Empezamos a darnos cuenta de que aunque el virus sea dañino, lo es mucho más la angustia que está provocando. Respiramos en una burbuja psicológica creada por el alarmismo (no resto importancia a la peligrosidad del virus) condicionado al mucho impacto, la alta capacidad de alarma y a la baja fiabilidad, unidos a la forma en que se están cuestionando las autoridades del gobierno.

A veces tengo la sensación de que nuestra mente está siendo violada en aras de prepararla para acontecimientos posteriores. Todo permanece en nuestro subconsciente para que, posteriormente, aunque no recordemos exactamente lo que ya vivimos, sepamos reaccionar aceptando el acontecimiento sin tanta rebeldía. Ahora ya con mas capacidad para someternos.

Creo que la peor mentira que nos están inculcando es que esto pasará pronto... y la solución que ofrecen es el confinamiento. No podemos obviar que el miedo acaba matando a la sociedad. Nos escondemos del virus, como el avestruz esconde su cabeza ante el peligro, pensando que así haremos que se vaya. Nos quedamos sin fuerza social.

El miedo siempre nos ata a la muerte, y la única forma de confrontándola es no evitándola. Dicho de otra manera: evitando evitarla. La ansiedad es la plataforma de la mayor parte de enfermedades que tenemos.

Es necesario pues, en cualquier circunstancia, tomar riesgos, incluso si estos nos pudieran conducir a la muerte en algún caso. ¿Qué sentido tiene vivir con una mentalidad de temor?

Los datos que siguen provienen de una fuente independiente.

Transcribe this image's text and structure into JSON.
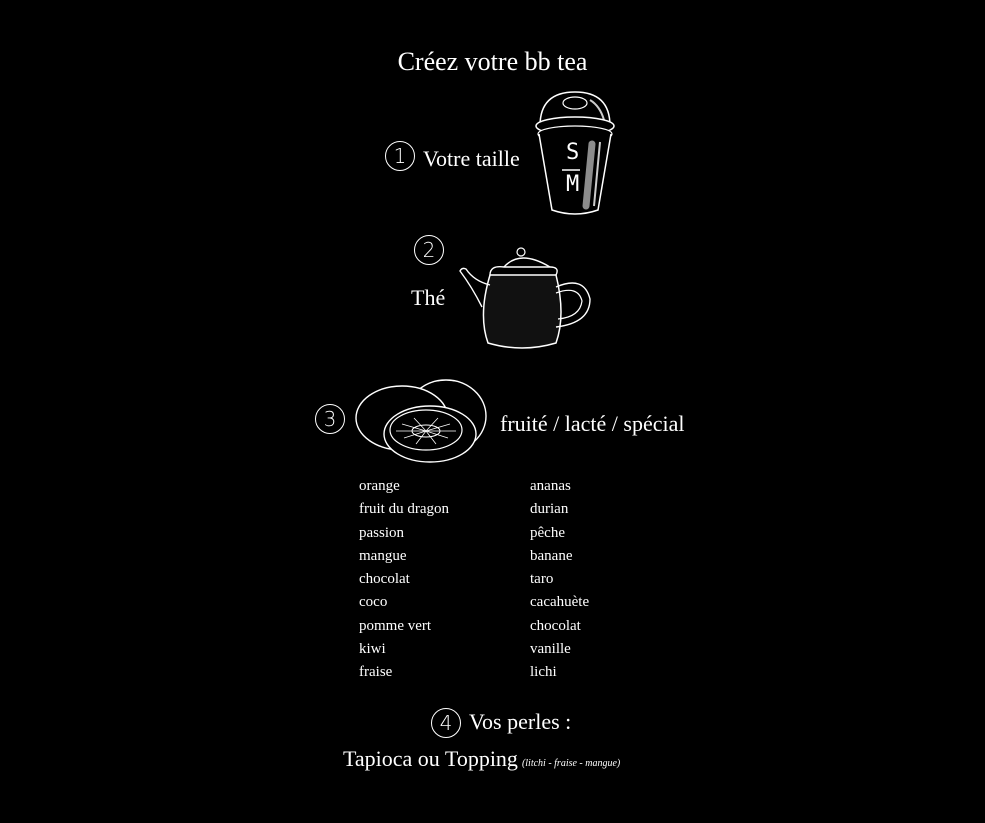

Las personas nos debatimos entre los que deciden ser protagonistas de su vida y los que deciden que la vida decida por ellos. En definitiva, o tenemos mentalidad de amo o tenemos mentalidad de esclavo, de libre o encarcelado.

Se nos hace necesario desarrollar una mentalidad de valentía. Se nos hace necesario, por ende, aprender a convivir con la situación que nos concierne, con astucia, inteligencia y entendimiento, sin hipotecar nuestro futuro.

Hagamos morir el virus de temor en nosotros. Resucitemos la valentía a pesar de la incertidumbre. Y recordemos, como ya nos decía Kant, que la inteligencia del individuo se mide por la cantidad de incertidumbres que es capaz de soportar. Solo así, podremos vivir.